Gauging the best type of coffee grind for a percolator isn’t as widely known now. This is because of an all important reason.
Percolators are becoming rarer these days. They have largely been replaced en masse with automatic coffee makers or drip coffee makers that help speed up rushed mornings for hurried commuters by offering pre-programmed options.
But the percolator used to be the gold standard in coffee-making, brewing a rich, full-bodied coffee compared to drip machines.
Glass percolators for stove-top use are still somewhat popular with people who want to percolate their coffee grounds as long as possible and non-electric, opaque stove-top percolators are still extremely popular with those who enjoy camping — allowing the outdoorsy to enjoy some gourmet grinds while experiencing the beauty of nature.
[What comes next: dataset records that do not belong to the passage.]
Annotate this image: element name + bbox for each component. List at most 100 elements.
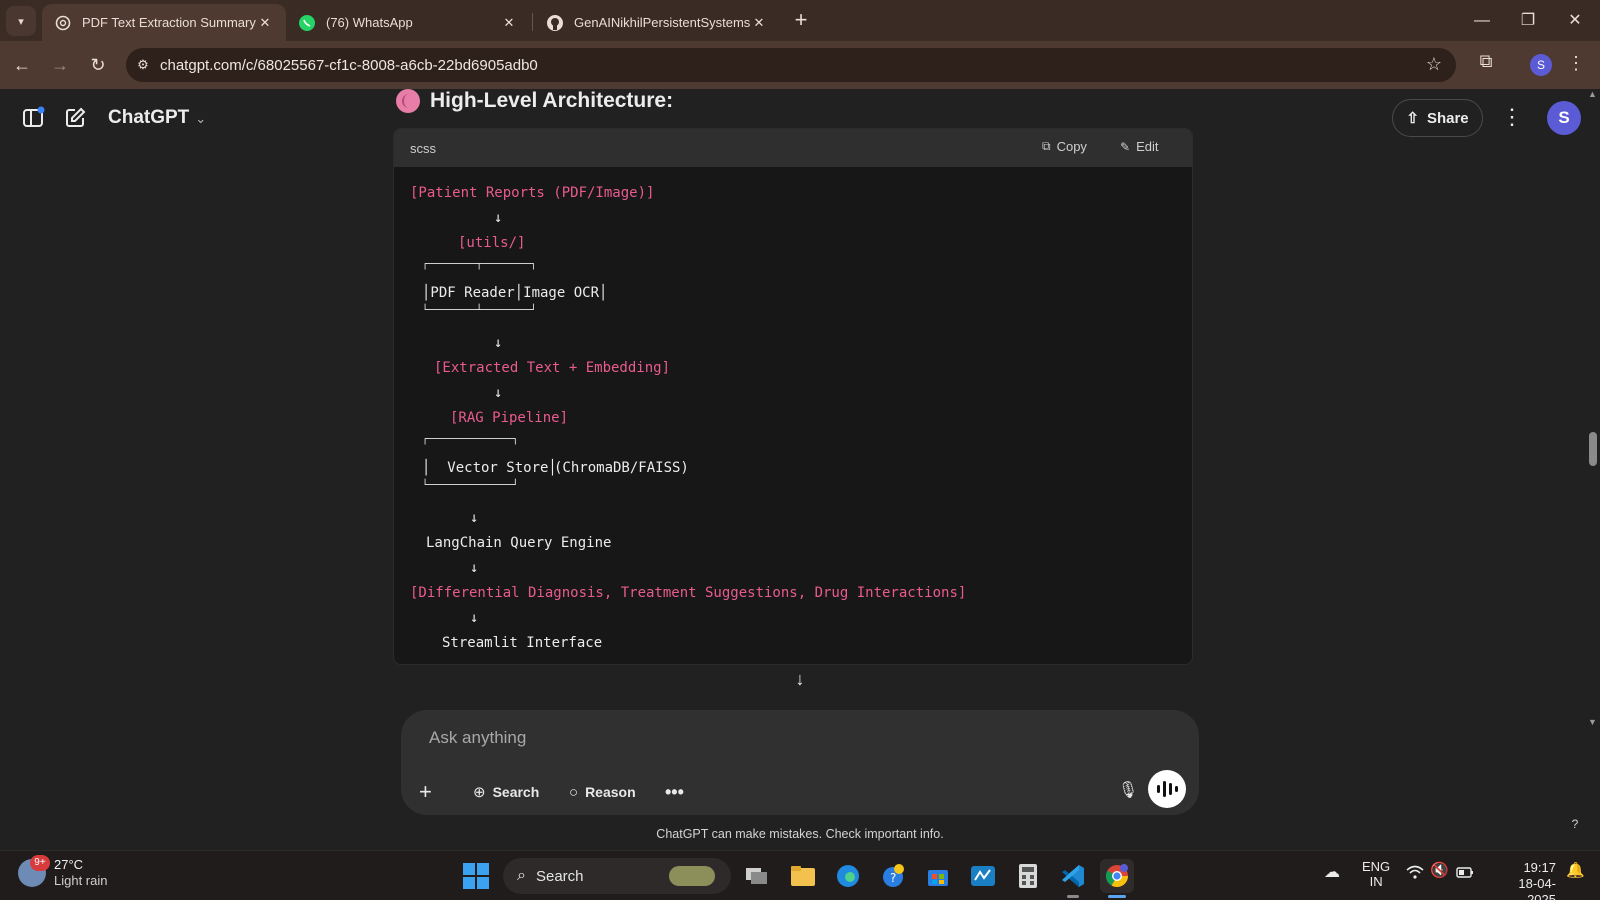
windows-icon [463,863,489,889]
share-button[interactable]: ⇧ Share [1392,99,1483,137]
code-line: LangChain Query Engine [426,535,612,551]
browser-menu-icon[interactable]: ⋮ [1566,52,1586,76]
reload-icon[interactable]: ↻ [84,51,112,79]
code-block-header: scss ⧉ Copy ✎ Edit [394,129,1192,167]
microphone-icon[interactable]: 🎙 [1115,778,1141,804]
disclaimer-text: ChatGPT can make mistakes. Check importa… [656,827,944,841]
code-line: ↓ [470,610,479,626]
code-line: Streamlit Interface [442,635,603,651]
code-line: │ Vector Store│ [422,460,557,476]
reason-button[interactable]: ○ Reason [569,775,636,809]
browser-profile-avatar[interactable]: S [1530,54,1552,76]
close-icon[interactable]: ✕ [256,15,274,31]
chat-page: ChatGPT ⌄ ⇧ Share ⋮ S High-Level Architec… [0,89,1600,850]
code-line: └────────┴────────┘ [422,305,537,316]
extensions-icon[interactable]: ⧉ [1474,51,1498,75]
new-tab-button[interactable]: + [788,8,814,34]
bookmark-star-icon[interactable]: ☆ [1426,54,1442,75]
code-line: ┌──────────────┐ [422,434,519,445]
message-composer[interactable]: Ask anything + ⊕ Search ○ Reason ••• 🎙 [401,710,1199,815]
weather-condition: Light rain [54,873,108,888]
region-code: IN [1369,874,1383,889]
search-icon: ⌕ [517,867,526,884]
search-button[interactable]: ⊕ Search [473,775,539,809]
lightbulb-icon: ○ [569,783,579,801]
language-indicator[interactable]: ENG IN [1362,859,1390,889]
code-line: [utils/] [458,235,526,251]
battery-icon[interactable] [1456,865,1474,882]
system-clock[interactable]: 19:17 18-04-2025 [1490,860,1556,900]
browser-tab-bar: ▾ PDF Text Extraction Summary ✕ (76) Wha… [0,0,1600,41]
back-arrow-icon[interactable]: ← [8,51,36,79]
tab-chatgpt[interactable]: PDF Text Extraction Summary ✕ [42,4,286,41]
taskbar-search[interactable]: ⌕ Search [503,858,731,894]
tab-divider [532,13,533,31]
copy-button[interactable]: ⧉ Copy [1042,139,1087,154]
avatar[interactable]: S [1547,101,1581,135]
wifi-icon[interactable] [1406,865,1424,882]
restore-icon[interactable]: ❐ [1515,8,1541,34]
voice-mode-button[interactable] [1148,770,1186,808]
code-line: │PDF Reader│Image OCR│ [422,285,608,301]
taskbar-search-label: Search [535,867,584,885]
browser-toolbar: ← → ↻ ⚙ chatgpt.com/c/68025567-cf1c-8008… [0,41,1600,89]
scroll-to-bottom-icon[interactable]: ↓ [788,669,812,693]
start-button[interactable] [459,859,493,893]
active-indicator [1108,895,1126,898]
tab-search-button[interactable]: ▾ [6,6,36,36]
brain-icon [396,89,420,113]
vscode-icon[interactable] [1056,859,1090,893]
page-scrollbar[interactable]: ▲ ▼ [1586,89,1600,850]
whatsapp-icon [298,14,316,32]
edge-icon[interactable] [831,859,865,893]
code-line: ┌────────┬────────┐ [422,259,537,270]
edit-icon: ✎ [1120,139,1131,154]
add-attachment-icon[interactable]: + [419,775,432,809]
mysql-workbench-icon[interactable] [966,859,1000,893]
help-icon[interactable]: ? [1566,817,1584,835]
site-settings-icon[interactable]: ⚙ [126,57,160,73]
edit-button[interactable]: ✎ Edit [1120,139,1158,154]
close-icon[interactable]: ✕ [500,15,518,31]
scrollbar-thumb[interactable] [1589,432,1597,466]
copy-label: Copy [1056,139,1087,154]
more-options-icon[interactable]: ⋮ [1500,103,1524,133]
close-icon[interactable]: ✕ [750,15,768,31]
onedrive-icon[interactable]: ☁ [1324,865,1340,881]
get-help-icon[interactable]: ? [876,859,910,893]
tab-title: GenAINikhilPersistentSystems/p [574,15,750,30]
scroll-down-arrow-icon[interactable]: ▼ [1588,717,1597,727]
calculator-icon[interactable] [1011,859,1045,893]
forward-arrow-icon[interactable]: → [46,51,74,79]
language-code: ENG [1362,859,1391,874]
composer-input[interactable]: Ask anything [429,728,526,748]
copy-icon: ⧉ [1042,139,1051,153]
notification-bell-icon[interactable]: 🔔 [1566,863,1585,878]
minimize-icon[interactable]: — [1469,8,1495,34]
share-label: Share [1426,109,1469,127]
task-view-icon[interactable] [740,859,774,893]
window-close-icon[interactable]: ✕ [1562,8,1588,34]
scroll-up-arrow-icon[interactable]: ▲ [1588,89,1597,99]
chrome-icon[interactable] [1100,859,1134,893]
microsoft-store-icon[interactable] [921,859,955,893]
model-selector[interactable]: ChatGPT ⌄ [108,107,206,129]
code-language: scss [410,140,436,156]
file-explorer-icon[interactable] [786,859,820,893]
clock-date: 18-04-2025 [1518,876,1556,900]
voice-bar [1156,785,1160,793]
more-tools-icon[interactable]: ••• [665,775,684,809]
sidebar-toggle-icon[interactable] [18,103,48,133]
volume-muted-icon[interactable]: 🔇 [1430,863,1449,878]
tab-github[interactable]: GenAINikhilPersistentSystems/p ✕ [534,4,780,41]
search-label: Search [492,784,540,800]
new-chat-icon[interactable] [60,103,90,133]
reason-label: Reason [585,784,636,800]
notification-badge: 9+ [30,855,50,871]
chatgpt-icon [54,14,72,32]
address-bar[interactable]: ⚙ chatgpt.com/c/68025567-cf1c-8008-a6cb-… [126,48,1456,82]
clock-time: 19:17 [1523,860,1556,875]
weather-widget[interactable]: 9+ 27°C Light rain [18,855,108,889]
tab-whatsapp[interactable]: (76) WhatsApp ✕ [286,4,530,41]
temperature: 27°C [54,857,84,872]
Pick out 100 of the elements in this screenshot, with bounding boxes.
While the percolator is definitely older technology, this method of brewing coffee is making a comeback and for those who want to try it out, it is important to get the method of brewing correct and that includes choosing the best coffee grind for percolators.
Many coffee enthusiasts believe that, when percolating coffee, you should use coarse-ground beans. Roasted coffee beans must first be ground before they are mixed with hot water and the fineness of the grind strongly effects brewing.
The Need for a Coarse Grind
When brewing requires that the coffee grounds are exposed to heated water for a longer period of time, as with a coffee percolator, a coarser brew is required.
Beans that are too finely ground for this method of brewing will often produce a harsh, bitter taste, but an overly coarse grind will have the opposite effect, making the coffee weak.
The fineness of the grind, be it coarse or otherwise, is of great importance and, therefore, the uniformity of the grind is also something to take into consideration — especially when grinding the beans on your own.
One of the best ways to get a coarse grind for your percolator is to look for beans that were ground using burr-grinding.
A burr mill — or burr-grinder — is a hand-held device that uses two revolving abrasive elements between which the coffee beans are torn or crushed. This method is good because there is little frictional heating, which takes away from the flavor of the beans and this process of squeezing and crushing the beans also releases the coffee’s oils making them easier to extract during infusion and creating a richer, smoother blend.
Chopping is another method that creates a course ground coffee bean ideal for drip coffee devices such as a percolator.
To achieve chopped beans, you need a blade grinder. A blade grinder represents a meat grinder but with faster rotating speeds. These devices are cheaper and faster than burr grinders but do not provide a grind that is as uniform. The coffee beans also become slightly warm by the friction involved with this method of grinding, however, this is considered quite negligible and the beans will still produce a few decent cups of coffee.
Never Forget the Water Temperature!
Once you have the perfect beans, you have the perfect cup of coffee, right?
Not so fast. There are still a few more steps to create the perfect brew with a percolator.
In order to get the bold, rich coffee that a percolator is known for water temperature is vital. Brew with water that is 195-200 degrees Fahrenheit and make sure you remove the percolator from the heat just before it stops “perking”, which happens when the water is about ready to boil.
It is best to allow the coffee to percolate for less than three minutes.
Then sit back and enjoy your hard-earned cup of Joe!